I started with the classics, Miss Marple and Poirot. By Season 4 I was picking holes in the mysteries, noting red herrings that weren’t explained, clues that were ignored, and inconsistencies in Poirot’s character–he goes on a cruise to Greece or Egypt (it wasn’t really said) one season and hates sea travel the next. Or maybe he hates sea travel because of his experience on that cruise in the first season. Before you Agatha Christie lovers muster for the attack, I’ll remind you that these were her books remade for television. I’ve actually never read an Agatha Christie novel–I don’t like to read in a genre that I write–so I can’t say if this is her fault or the TV writer’s adaptation.
After that, I stumbled upon Endeavor, which, it turned out, was the precursor to another series, Inspector Morse. Endeavor is set in the late 50s/early 60s and the sleuth is a quirky, opera-loving, Oxford-educated Inspector in the Oxford police force. At the same time I discovered another precursor series, Tennison, which is Helen Mirren’s character in Prime Suspect as whatever it is they call female constables. Like Endeavor, it’s set in the 60s/early 70s, which may explain why both of these caught my eye. The 60s and 70s were my salad days, as it were.
I liked the precursors more than the originals. I’ve heard people rave about Prime Suspect and Inspector Morse, but both of them left me unsatisfied. That they did actually kept me watching. I was into Season Three of both series when I suddenly remembered John D MacDonald’s Travis McGee novels. Those books were my introduction to the concept of a red shirt, that nameless Enterprise crewman in security detail you know is going to be dead by the end of the episode.
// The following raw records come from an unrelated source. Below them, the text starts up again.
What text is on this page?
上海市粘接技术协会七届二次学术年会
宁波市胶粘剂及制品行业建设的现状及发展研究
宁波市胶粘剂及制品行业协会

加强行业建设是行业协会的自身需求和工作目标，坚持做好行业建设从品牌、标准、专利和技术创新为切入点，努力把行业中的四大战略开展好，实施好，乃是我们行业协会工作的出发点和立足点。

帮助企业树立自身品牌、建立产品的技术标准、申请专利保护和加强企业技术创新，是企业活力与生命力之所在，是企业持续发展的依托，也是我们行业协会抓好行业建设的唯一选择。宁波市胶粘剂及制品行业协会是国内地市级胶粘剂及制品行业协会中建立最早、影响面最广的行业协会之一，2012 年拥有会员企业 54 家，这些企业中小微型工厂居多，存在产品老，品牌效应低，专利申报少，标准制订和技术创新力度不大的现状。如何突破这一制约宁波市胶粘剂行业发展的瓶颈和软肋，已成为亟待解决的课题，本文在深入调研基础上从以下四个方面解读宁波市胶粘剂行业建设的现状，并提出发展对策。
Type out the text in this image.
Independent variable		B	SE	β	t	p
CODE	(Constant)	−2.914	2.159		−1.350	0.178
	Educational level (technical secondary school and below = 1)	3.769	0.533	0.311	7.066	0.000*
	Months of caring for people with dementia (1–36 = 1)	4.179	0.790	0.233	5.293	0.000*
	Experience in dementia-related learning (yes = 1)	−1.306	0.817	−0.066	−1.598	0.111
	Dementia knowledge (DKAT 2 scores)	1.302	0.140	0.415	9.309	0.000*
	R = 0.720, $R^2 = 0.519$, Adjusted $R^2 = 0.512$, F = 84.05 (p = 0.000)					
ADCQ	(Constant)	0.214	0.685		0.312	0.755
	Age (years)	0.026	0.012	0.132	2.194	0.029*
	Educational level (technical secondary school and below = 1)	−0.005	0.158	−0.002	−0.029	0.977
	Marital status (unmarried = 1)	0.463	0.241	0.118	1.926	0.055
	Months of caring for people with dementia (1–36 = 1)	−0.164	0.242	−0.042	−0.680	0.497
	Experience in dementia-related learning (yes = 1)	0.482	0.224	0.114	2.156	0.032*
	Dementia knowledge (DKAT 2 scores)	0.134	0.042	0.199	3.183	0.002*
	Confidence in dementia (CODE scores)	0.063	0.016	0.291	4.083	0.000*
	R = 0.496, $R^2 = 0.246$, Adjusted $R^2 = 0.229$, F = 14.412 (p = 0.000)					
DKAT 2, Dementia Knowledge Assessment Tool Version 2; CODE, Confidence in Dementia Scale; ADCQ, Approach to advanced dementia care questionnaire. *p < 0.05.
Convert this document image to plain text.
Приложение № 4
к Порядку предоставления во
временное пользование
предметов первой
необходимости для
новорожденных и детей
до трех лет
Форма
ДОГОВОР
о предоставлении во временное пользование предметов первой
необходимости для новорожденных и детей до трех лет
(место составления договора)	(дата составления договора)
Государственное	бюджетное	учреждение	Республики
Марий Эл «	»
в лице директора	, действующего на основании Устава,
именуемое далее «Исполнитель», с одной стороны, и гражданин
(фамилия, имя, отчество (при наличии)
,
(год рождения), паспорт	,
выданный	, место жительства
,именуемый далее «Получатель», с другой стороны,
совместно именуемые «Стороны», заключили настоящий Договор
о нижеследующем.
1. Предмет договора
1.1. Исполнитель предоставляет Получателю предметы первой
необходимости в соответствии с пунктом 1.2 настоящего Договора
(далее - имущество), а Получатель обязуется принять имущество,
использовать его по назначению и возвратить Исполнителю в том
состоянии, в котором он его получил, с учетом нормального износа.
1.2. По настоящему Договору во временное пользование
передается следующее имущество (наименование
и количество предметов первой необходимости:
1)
In the case of MacDonald’s hero Travis, it was his latest girlfriend who became fodder for one of his enemies or some serial killer.
That had me giggling each time I watched Morse make a move on the woman du jour, knowing she was either going to die or turn out to be the murderer. And that took me back to Angela Landsbury as Jessica Fletcher. I swear Cabot Cove had the highest murder rate in the nation, and frankly Jessica is the line between the dots. I still think she did most of those murders and framed the one she accused.
The same sort of thing was happening with Helen Mirren’s Jane Tennison and her potential mates, only hers always left in a huff because she put her career over him, something none of Travis’s girls ever thought to do. And the times they are a changin’!
That revelation ended my interest in both series. That said, I did note that today’s morés allow both Endeavor and the new Jane Tennison to be far more vulnerable than their originals, and that was interesting in itself. There were a few cozy Cabot Cove-esque series, the most enjoyable being The Coroner, set somewhere on the coast of Devon I think. After that, I moved onto a new-to-me series A Touch of Frost, about DI Jack Frost.
I’ve made it through Season 3 when I realized it bored me. Why? There are no red shirts in this series. That had me pondering again. I mean, what’s not to like about a graying, middle class police inspector who knows all the town miscreants by their first names?
What I realized is why I’m writing this today as I return to creating another mystery novel of my own. None of these sleuths, not even Agatha Christie’s, grow over the course of their experiences. Because they don’t change, because they continue to make the same personal mistakes again and again, they lose my respect.
Huh, I really am writing again. Now if only the farm would sell so I can resettle. For aesthetic reasons my desk is now next to the chest freezer in the corner of what should be the new kitchen. I don’t like writing in the corner. Sigh.